One of the most prominent Rajasthani textile traditions, Sanganeri handprints are a charismatic interplay of skill, technique, practices and patterns amongst the larger cultural medley of Rajasthan.
The unbroken chain of Sanganer’s textile legacy is evident in its hustle-bustle as a major hub of handblock printing till today.
An assortment of vividly dyed fabrics hung out to dry in narrow lanes and corners form the quintessential vision of the Sanganer township situated at a 13km vicinity of Jaipur.
Sanganer serves as a better case for a sociological study of the livelihood and culture of the Chippa community, the dhobis; the rangrez and the historic political upheavals of 16th-17th Century Indian subcontinent upon which its rise as a pristine textile hub is premised upon.

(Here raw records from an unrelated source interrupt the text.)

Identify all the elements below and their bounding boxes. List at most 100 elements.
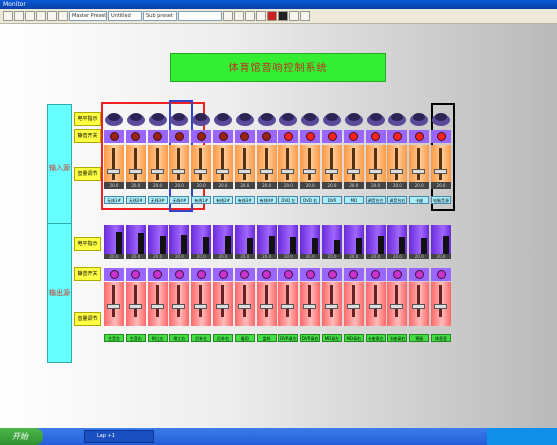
fader-handle[interactable] (303, 169, 317, 174)
input-level-knob[interactable] (191, 108, 211, 128)
input-volume-fader[interactable]: 20.0 (191, 145, 212, 189)
input-volume-fader[interactable]: 20.0 (409, 145, 430, 189)
fader-handle[interactable] (368, 304, 382, 309)
fader-handle[interactable] (412, 169, 426, 174)
output-volume-fader[interactable] (343, 282, 364, 326)
output-mute-button[interactable] (169, 268, 190, 281)
input-level-knob[interactable] (322, 108, 342, 128)
fader-handle[interactable] (346, 169, 360, 174)
output-mute-button[interactable] (322, 268, 342, 281)
fader-handle[interactable] (434, 304, 447, 309)
input-volume-fader[interactable]: 20.0 (387, 145, 408, 189)
output-volume-fader[interactable] (234, 282, 255, 326)
output-mute-button[interactable] (278, 268, 299, 281)
paste-icon[interactable] (58, 11, 68, 21)
play-icon[interactable] (223, 11, 233, 21)
fader-handle[interactable] (237, 304, 251, 309)
output-volume-fader[interactable] (147, 282, 168, 326)
start-button[interactable]: 开始 (0, 428, 43, 445)
fader-handle[interactable] (194, 169, 208, 174)
output-mute-button[interactable] (300, 268, 321, 281)
output-mute-button[interactable] (191, 268, 212, 281)
print-icon[interactable] (36, 11, 46, 21)
input-volume-fader[interactable]: 20.0 (104, 145, 124, 189)
input-mute-button[interactable] (409, 130, 430, 143)
output-volume-fader[interactable] (387, 282, 408, 326)
input-level-knob[interactable] (300, 108, 320, 128)
help-icon[interactable] (245, 11, 255, 21)
output-mute-button[interactable] (387, 268, 408, 281)
output-volume-fader[interactable] (278, 282, 299, 326)
output-mute-button[interactable] (147, 268, 168, 281)
input-level-knob[interactable] (126, 108, 146, 128)
fader-handle[interactable] (216, 169, 229, 174)
input-mute-button[interactable] (191, 130, 212, 143)
output-volume-fader[interactable] (125, 282, 146, 326)
input-level-knob[interactable] (148, 108, 168, 128)
fader-handle[interactable] (172, 169, 186, 174)
output-volume-fader[interactable] (213, 282, 233, 326)
copy-icon[interactable] (47, 11, 57, 21)
fader-handle[interactable] (412, 304, 426, 309)
input-mute-button[interactable] (213, 130, 233, 143)
output-mute-button[interactable] (256, 268, 277, 281)
input-mute-button[interactable] (169, 130, 190, 143)
input-mute-button[interactable] (278, 130, 299, 143)
input-mute-button[interactable] (300, 130, 321, 143)
preset-name-combo[interactable]: Untitled (108, 11, 142, 21)
fader-handle[interactable] (259, 169, 273, 174)
input-volume-fader[interactable]: 20.0 (278, 145, 299, 189)
new-icon[interactable] (3, 11, 13, 21)
go-icon[interactable] (289, 11, 299, 21)
output-mute-button[interactable] (431, 268, 451, 281)
input-level-knob[interactable] (366, 108, 386, 128)
output-mute-button[interactable] (234, 268, 255, 281)
record-icon[interactable] (267, 11, 277, 21)
fader-handle[interactable] (346, 304, 360, 309)
input-mute-button[interactable] (387, 130, 408, 143)
fader-handle[interactable] (194, 304, 208, 309)
fader-handle[interactable] (259, 304, 273, 309)
output-mute-button[interactable] (213, 268, 233, 281)
link-icon[interactable] (300, 11, 310, 21)
input-level-knob[interactable] (213, 108, 233, 128)
sub-preset-combo[interactable]: Sub preset (143, 11, 177, 21)
fader-handle[interactable] (434, 169, 447, 174)
fader-handle[interactable] (368, 169, 382, 174)
fader-handle[interactable] (281, 304, 295, 309)
input-level-knob[interactable] (387, 108, 407, 128)
input-volume-fader[interactable]: 20.0 (431, 145, 451, 189)
fader-handle[interactable] (237, 169, 251, 174)
input-mute-button[interactable] (343, 130, 364, 143)
save-icon[interactable] (25, 11, 35, 21)
input-level-knob[interactable] (235, 108, 255, 128)
input-volume-fader[interactable]: 20.0 (147, 145, 168, 189)
output-mute-button[interactable] (409, 268, 430, 281)
input-volume-fader[interactable]: 20.0 (256, 145, 277, 189)
open-icon[interactable] (14, 11, 24, 21)
input-level-knob[interactable] (257, 108, 277, 128)
fader-handle[interactable] (128, 169, 142, 174)
output-mute-button[interactable] (365, 268, 386, 281)
input-level-knob[interactable] (344, 108, 364, 128)
fader-handle[interactable] (107, 304, 120, 309)
input-volume-fader[interactable]: 20.0 (169, 145, 190, 189)
input-volume-fader[interactable]: 20.0 (343, 145, 364, 189)
input-volume-fader[interactable]: 20.0 (300, 145, 321, 189)
input-level-knob[interactable] (431, 108, 451, 128)
fader-handle[interactable] (325, 169, 338, 174)
output-volume-fader[interactable] (365, 282, 386, 326)
output-volume-fader[interactable] (431, 282, 451, 326)
fader-handle[interactable] (172, 304, 186, 309)
fader-handle[interactable] (150, 304, 164, 309)
fader-handle[interactable] (107, 169, 120, 174)
input-level-knob[interactable] (169, 108, 189, 128)
extra-combo[interactable] (178, 11, 222, 21)
fader-handle[interactable] (281, 169, 295, 174)
output-volume-fader[interactable] (104, 282, 124, 326)
input-level-knob[interactable] (409, 108, 429, 128)
output-volume-fader[interactable] (169, 282, 190, 326)
output-volume-fader[interactable] (322, 282, 342, 326)
output-mute-button[interactable] (104, 268, 124, 281)
output-mute-button[interactable] (343, 268, 364, 281)
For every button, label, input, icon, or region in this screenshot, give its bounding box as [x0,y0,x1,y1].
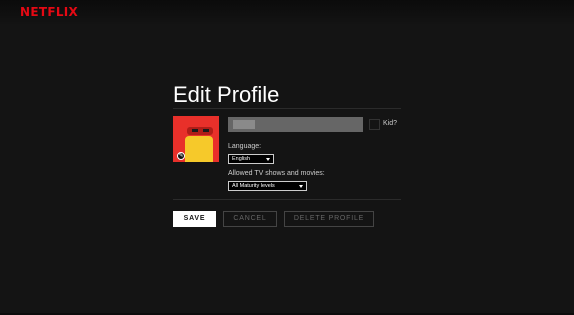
redacted-name [233,120,255,129]
maturity-label: Allowed TV shows and movies: [228,170,325,177]
avatar-mask [187,127,213,135]
netflix-logo[interactable]: NETFLIX [20,5,78,20]
divider [173,108,401,109]
kid-label: Kid? [383,120,398,127]
language-value: English [232,156,251,162]
maturity-select[interactable]: All Maturity levels [228,181,307,191]
edit-profile-panel: Edit Profile ✎ Kid? Language: English Al… [173,82,401,227]
pencil-icon[interactable]: ✎ [177,152,185,160]
page-title: Edit Profile [173,82,280,107]
avatar-eye [203,129,209,132]
delete-profile-button[interactable]: DELETE PROFILE [284,211,374,227]
top-bar: NETFLIX [0,0,574,26]
language-select[interactable]: English [228,154,274,164]
maturity-value: All Maturity levels [232,183,275,189]
cancel-button[interactable]: CANCEL [223,211,277,227]
save-button[interactable]: SAVE [173,211,216,227]
chevron-down-icon [299,185,303,188]
avatar-face [185,136,213,162]
avatar-eye [192,129,198,132]
kid-checkbox[interactable] [369,119,380,130]
profile-avatar-icon[interactable]: ✎ [173,116,219,162]
divider [173,199,401,200]
language-label: Language: [228,143,262,150]
chevron-down-icon [266,158,270,161]
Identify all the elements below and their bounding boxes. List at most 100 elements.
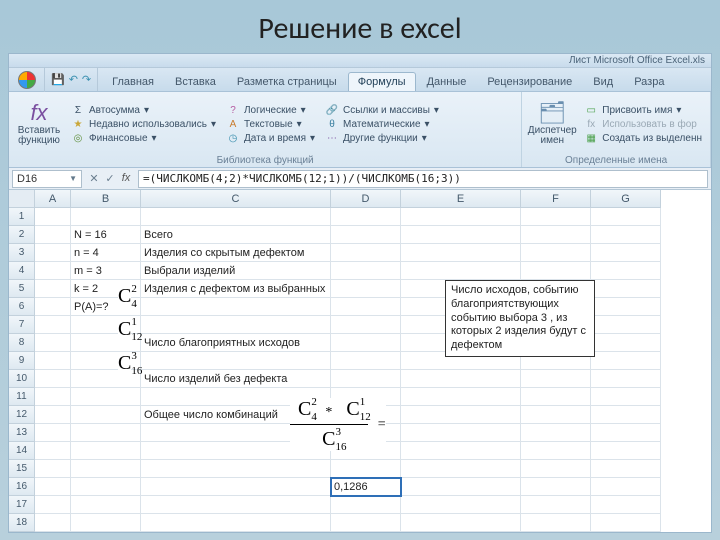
cell-B15[interactable]: [71, 460, 141, 478]
row-header[interactable]: 17: [9, 496, 35, 514]
cell-B12[interactable]: [71, 406, 141, 424]
row-header[interactable]: 8: [9, 334, 35, 352]
use-in-formula-button[interactable]: fxИспользовать в фор: [582, 118, 704, 131]
cell-E4[interactable]: [401, 262, 521, 280]
name-manager-button[interactable]: 🗂 Диспетчер имен: [528, 94, 576, 154]
cell-C17[interactable]: [141, 496, 331, 514]
cell-G3[interactable]: [591, 244, 661, 262]
row-header[interactable]: 14: [9, 442, 35, 460]
cell-C5[interactable]: Изделия с дефектом из выбранных: [141, 280, 331, 298]
create-from-selection-button[interactable]: ▦Создать из выделенн: [582, 132, 704, 145]
row-header[interactable]: 2: [9, 226, 35, 244]
cell-G9[interactable]: [591, 352, 661, 370]
cell-F2[interactable]: [521, 226, 591, 244]
cell-D18[interactable]: [331, 514, 401, 532]
row-header[interactable]: 4: [9, 262, 35, 280]
cell-A16[interactable]: [35, 478, 71, 496]
cell-F3[interactable]: [521, 244, 591, 262]
cell-D8[interactable]: [331, 334, 401, 352]
row-header[interactable]: 5: [9, 280, 35, 298]
cell-A17[interactable]: [35, 496, 71, 514]
cancel-icon[interactable]: ✕: [87, 172, 101, 185]
cell-C4[interactable]: Выбрали изделий: [141, 262, 331, 280]
cell-A9[interactable]: [35, 352, 71, 370]
cell-A6[interactable]: [35, 298, 71, 316]
tab-2[interactable]: Разметка страницы: [227, 72, 347, 91]
row-header[interactable]: 16: [9, 478, 35, 496]
more-fn-button[interactable]: ⋯Другие функции ▾: [323, 132, 441, 145]
row-header[interactable]: 13: [9, 424, 35, 442]
cell-E13[interactable]: [401, 424, 521, 442]
qat-redo-icon[interactable]: ↷: [82, 73, 91, 86]
cell-G15[interactable]: [591, 460, 661, 478]
cell-G4[interactable]: [591, 262, 661, 280]
cell-D6[interactable]: [331, 298, 401, 316]
cell-E15[interactable]: [401, 460, 521, 478]
cell-E3[interactable]: [401, 244, 521, 262]
cell-A15[interactable]: [35, 460, 71, 478]
fx-icon[interactable]: fx: [119, 172, 133, 185]
cell-E14[interactable]: [401, 442, 521, 460]
cell-G11[interactable]: [591, 388, 661, 406]
cell-A12[interactable]: [35, 406, 71, 424]
col-header[interactable]: A: [35, 190, 71, 208]
cell-D9[interactable]: [331, 352, 401, 370]
cell-C8[interactable]: Число благоприятных исходов: [141, 334, 331, 352]
col-header[interactable]: F: [521, 190, 591, 208]
formula-input[interactable]: =(ЧИСЛКОМБ(4;2)*ЧИСЛКОМБ(12;1))/(ЧИСЛКОМ…: [138, 170, 708, 188]
cell-F13[interactable]: [521, 424, 591, 442]
col-header[interactable]: C: [141, 190, 331, 208]
cell-B3[interactable]: n = 4: [71, 244, 141, 262]
cell-E18[interactable]: [401, 514, 521, 532]
cell-D17[interactable]: [331, 496, 401, 514]
logical-button[interactable]: ?Логические ▾: [224, 104, 317, 117]
cell-G18[interactable]: [591, 514, 661, 532]
cell-A14[interactable]: [35, 442, 71, 460]
cell-B13[interactable]: [71, 424, 141, 442]
cell-D16[interactable]: 0,1286: [331, 478, 401, 496]
cell-F1[interactable]: [521, 208, 591, 226]
cell-D4[interactable]: [331, 262, 401, 280]
row-header[interactable]: 7: [9, 316, 35, 334]
cell-A13[interactable]: [35, 424, 71, 442]
row-header[interactable]: 3: [9, 244, 35, 262]
row-header[interactable]: 1: [9, 208, 35, 226]
cell-C6[interactable]: [141, 298, 331, 316]
cell-D2[interactable]: [331, 226, 401, 244]
cell-B14[interactable]: [71, 442, 141, 460]
cell-F10[interactable]: [521, 370, 591, 388]
cell-G16[interactable]: [591, 478, 661, 496]
cell-D1[interactable]: [331, 208, 401, 226]
cell-E10[interactable]: [401, 370, 521, 388]
select-all-corner[interactable]: [9, 190, 35, 208]
cell-E17[interactable]: [401, 496, 521, 514]
autosum-button[interactable]: ΣАвтосумма ▾: [69, 104, 218, 117]
cell-C1[interactable]: [141, 208, 331, 226]
cell-C15[interactable]: [141, 460, 331, 478]
enter-icon[interactable]: ✓: [103, 172, 117, 185]
cell-B11[interactable]: [71, 388, 141, 406]
row-header[interactable]: 15: [9, 460, 35, 478]
cell-F14[interactable]: [521, 442, 591, 460]
worksheet[interactable]: A B C D E F G 12N = 16Всего3n = 4Изделия…: [9, 190, 711, 532]
tab-6[interactable]: Вид: [583, 72, 623, 91]
col-header[interactable]: B: [71, 190, 141, 208]
tab-0[interactable]: Главная: [102, 72, 164, 91]
tab-5[interactable]: Рецензирование: [477, 72, 582, 91]
row-header[interactable]: 9: [9, 352, 35, 370]
cell-G6[interactable]: [591, 298, 661, 316]
cell-C10[interactable]: Число изделий без дефекта: [141, 370, 331, 388]
cell-F11[interactable]: [521, 388, 591, 406]
tab-3[interactable]: Формулы: [348, 72, 416, 91]
name-box[interactable]: D16 ▼: [12, 170, 82, 188]
cell-B16[interactable]: [71, 478, 141, 496]
row-header[interactable]: 11: [9, 388, 35, 406]
cell-A1[interactable]: [35, 208, 71, 226]
recent-button[interactable]: ★Недавно использовались ▾: [69, 118, 218, 131]
cell-F4[interactable]: [521, 262, 591, 280]
office-button[interactable]: [9, 68, 45, 92]
col-header[interactable]: G: [591, 190, 661, 208]
cell-A5[interactable]: [35, 280, 71, 298]
cell-A4[interactable]: [35, 262, 71, 280]
text-button[interactable]: AТекстовые ▾: [224, 118, 317, 131]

Rooted and functional inevitably on a community spearheaded work scheme, the master printers, block carvers, dyers, dhobiwalas and designers operate on a historic sociological matrix of emotions, passion, aspirations and livelihoods.
A typical paraphernalia of a handblock printing regime in full swing seen at Sanganer encompasses low-lying printing tables, rustic looking assortment of blocks , rolling trolleys holding trays of dyes both vegetable and synthetic and an array of utilities meeting the bewilderment of a non-native passerby.
Sometimes, for completion of one design, many blocks are used as each contains a different element of a particular pattern.
Two techniques of printing – Calico Printing and Do Rookhi (Two-Sided) – are employed at Sanganer.
The Calico style entails firstly printing the outline, and then filling in the colour. In Do Rookhi, printing is done on both sides of the fabric. Post sun-drying, the fabric is washed and dried again and becomes ready to be used for stitching.
Predominantly patterned in Floral and nature-inspired imagery, the motifs used in Sanganeri called as buttas or buttis entailing traditional flowers,paisleys,leaves and birds inspired by the Mughal designs owing to political bonhomie of the court of Jaipur with the Mughals.
The Sanganeri block-printing received the Geographical Indication tag in 2010. Amidst a slew of challenges posed by commercial viability of screen printing, tedious acquisition of natural dyes, & the unregulated discharge of chemical dyes in water bodies nearby; the Sanganeri tradition of textiles sees a ray of hope in dedicated efforts of institutions like Gulabchand Prints which have contributed to sustaining our textile legacy from Rajasthan and across India.